More importantly, the study makes the inexcusable mistake of not distinguishing between the types (academic fields) of bachelor’s degrees, master’s degrees, professional degrees and doctorates in evaluating education’s contribution to employee compensation. The report makes a central point of the fact that 53 percent of Pennsylvania government employees have a bachelor’s degree or higher while only 32 percent of private sector employees have a bachelor’s degree or higher. The implication is that public sector workers on average ought to make more than the private sector. But as the study’s data show, that is not the case. Master’s degree holders who work for the state and local governments actually are paid substantially less (about 30 percent) than employees of private companies.
And since the greatest difference in private and public sector employment shares by education levels is for master’s degree holders (21 percent of government workers, 7 percent private), the study’s research methodology leads to the unavoidable but terribly misleading conclusion that private sector workers earn more than public sector workers with no reference to jobs actually performed. For that conclusion to be accurate or meaningful several things have to be true. First, the degree field and quality mix must be the same in the private and public sector. Second, the jobs must be very similar between the private and public sectors. Third, the job skills requirements must be the same and the workers must be comparably motivated and fourth, value of product per worker should be similar. There is almost zero probability these conditions are being met.
As noted earlier, the major difference in the percentages of the college educated category by sector is in the master’s degree group where 21 percent of government workers hold the degree while only 7 percent of employees on private payrolls hold a master’s degree. This gap is undoubtedly caused by the large numbers of teachers and other education employees on the public payrolls. Of the roughly 590,000 state and local government employees, 245,000 are in education where master’s degrees are very common.

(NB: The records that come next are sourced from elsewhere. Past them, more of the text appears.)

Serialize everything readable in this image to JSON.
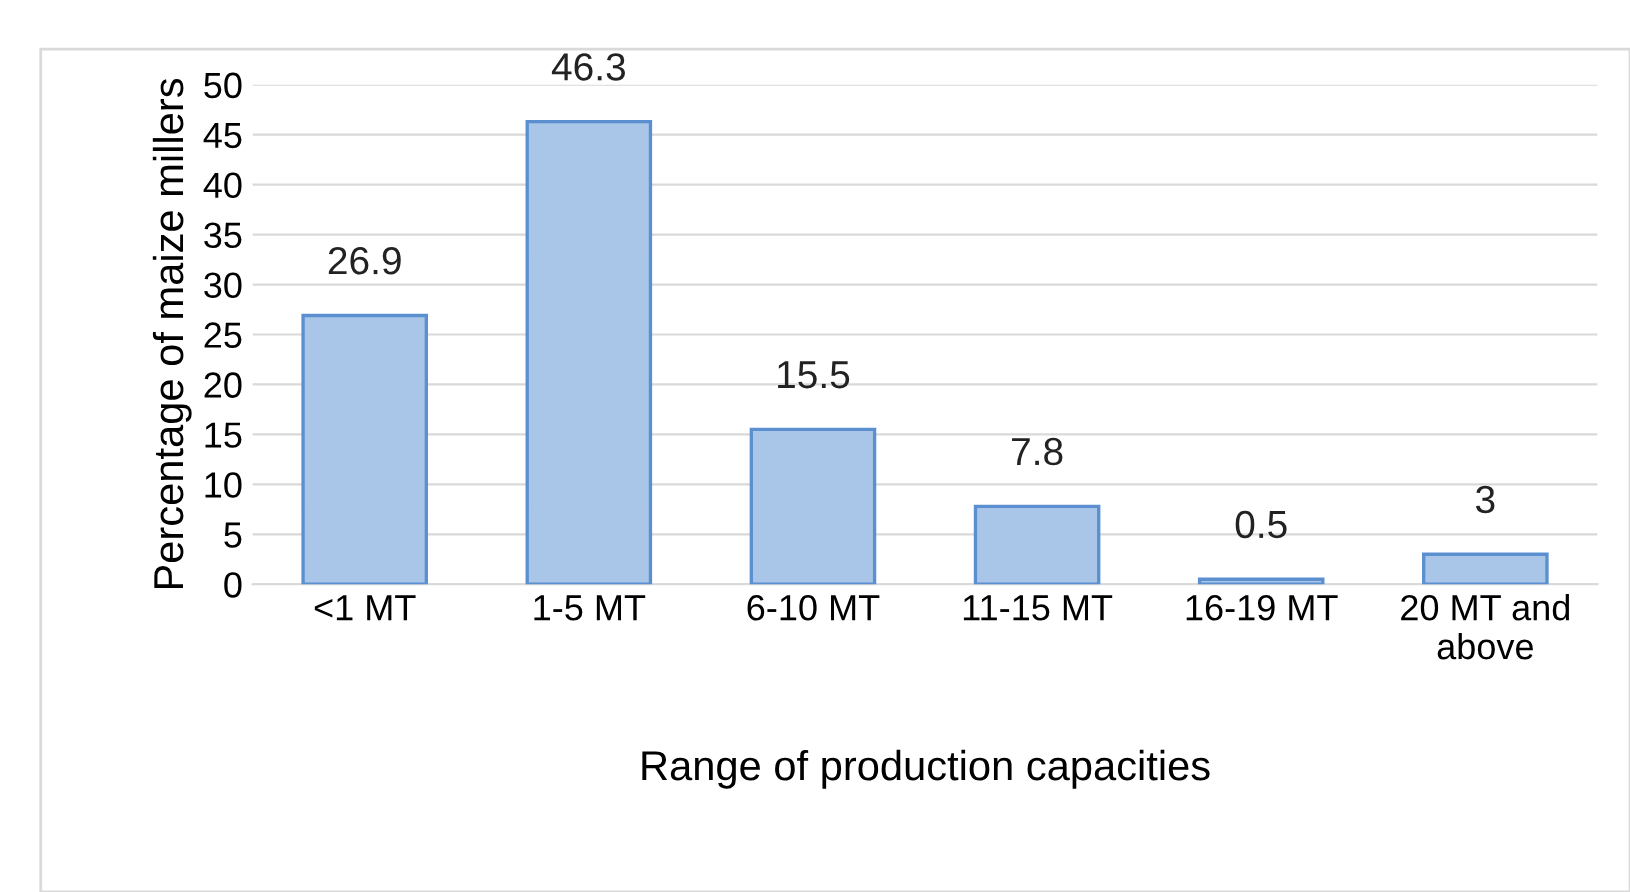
{
  "chart_data": {
    "type": "bar",
    "categories": [
      "<1 MT",
      "1-5 MT",
      "6-10 MT",
      "11-15 MT",
      "16-19 MT",
      "20 MT and\nabove"
    ],
    "values": [
      26.9,
      46.3,
      15.5,
      7.8,
      0.5,
      3
    ],
    "color": "#a9c6e8",
    "ylim": [
      0,
      50
    ],
    "yticks": [
      0,
      5,
      10,
      15,
      20,
      25,
      30,
      35,
      40,
      45,
      50
    ],
    "xlabel": "Range of production capacities",
    "ylabel": "Percentage of maize millers",
    "grid": "y",
    "data_labels": true
  }
}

As mentioned, there is no discussion of the differences in academic disciplines of the degrees awarded to government and private sector employees. Degrees in petroleum engineering typically earn more than degrees in history or sociology. Therefore, simply using numbers of employees with bachelor’s and master’s degrees and implicitly arguing they should be paid the same as all other bachelor’s and master’s degrees is about as far from rigorous analysis as one can get.

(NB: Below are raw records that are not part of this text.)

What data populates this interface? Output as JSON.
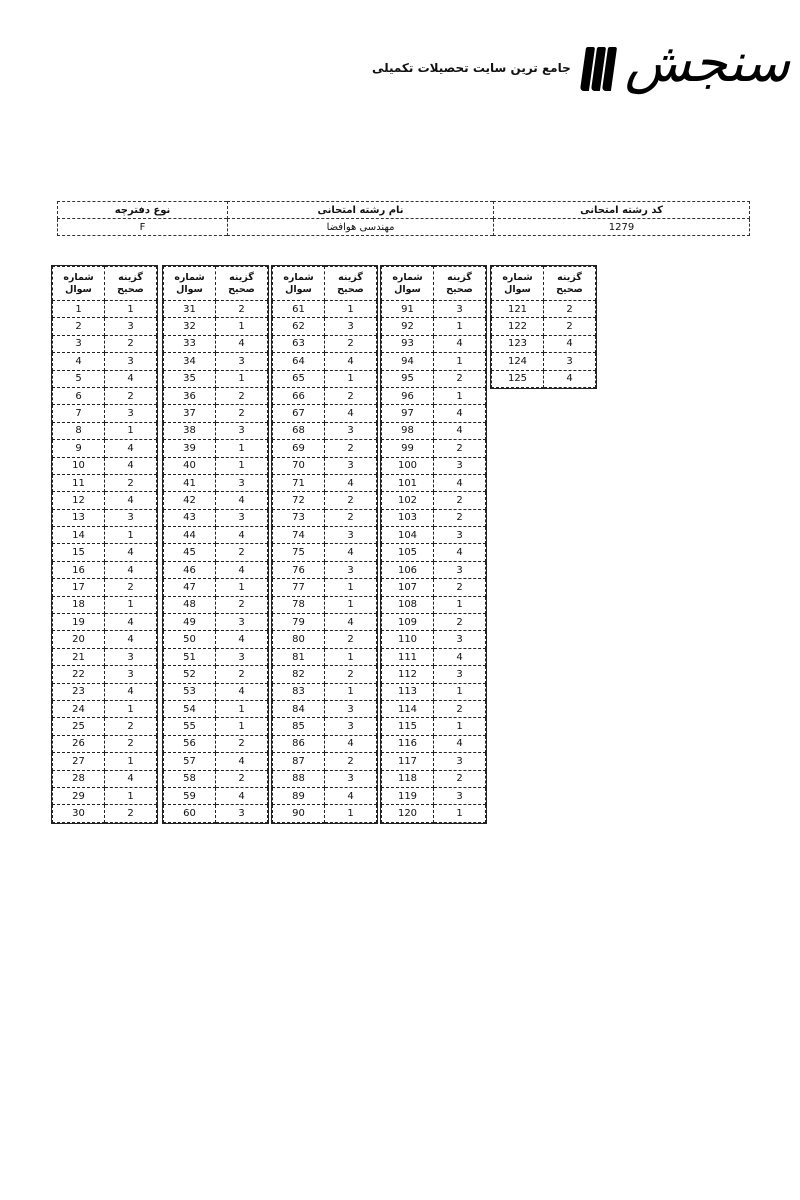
{
  "logo": {
    "word": "سنجش",
    "tagline": "جامع ترین سایت تحصیلات تکمیلی"
  },
  "info": {
    "headers": {
      "booklet_type": "نوع دفترچه",
      "field_name": "نام رشته امتحانی",
      "field_code": "کد رشته امتحانی"
    },
    "values": {
      "booklet_type": "F",
      "field_name": "مهندسی هوافضا",
      "field_code": "1279"
    }
  },
  "answer_key": {
    "col_question": "شماره سوال",
    "col_answer": "گزینه صحیح",
    "answers": [
      1,
      3,
      2,
      3,
      4,
      2,
      3,
      1,
      4,
      4,
      2,
      4,
      3,
      1,
      4,
      4,
      2,
      1,
      4,
      4,
      3,
      3,
      4,
      1,
      2,
      2,
      1,
      4,
      1,
      2,
      2,
      1,
      4,
      3,
      1,
      2,
      2,
      3,
      1,
      1,
      3,
      4,
      3,
      4,
      2,
      4,
      1,
      2,
      3,
      4,
      3,
      2,
      4,
      1,
      1,
      2,
      4,
      2,
      4,
      3,
      1,
      3,
      2,
      4,
      1,
      2,
      4,
      3,
      2,
      3,
      4,
      2,
      2,
      3,
      4,
      3,
      1,
      1,
      4,
      2,
      1,
      2,
      1,
      3,
      3,
      4,
      2,
      3,
      4,
      1,
      3,
      1,
      4,
      1,
      2,
      1,
      4,
      4,
      2,
      3,
      4,
      2,
      2,
      3,
      4,
      3,
      2,
      1,
      2,
      3,
      4,
      3,
      1,
      2,
      1,
      4,
      3,
      2,
      3,
      1,
      2,
      2,
      4,
      3,
      4
    ]
  }
}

In short, the entire approach used by the study is fatally flawed. Using education and demographic variables as the criteria to evaluate relative compensation of government and private employees entirely misses the point. The correct methodology is to look at specific jobs performed in both the public and private sector to see how much the employees in each sector are paid. For example, look at the pay of public transit drivers compared to intercity bus drivers. Transit drivers in Pittsburgh win hands down. Or look at compensation of teachers in public schools compared to teacher pay in private or parochial schools. The gap in favor of public teachers is enormous. And that is how to gauge relative pay scales correctly. Too bad the EPI chose to waste so much time and effort with their latest study.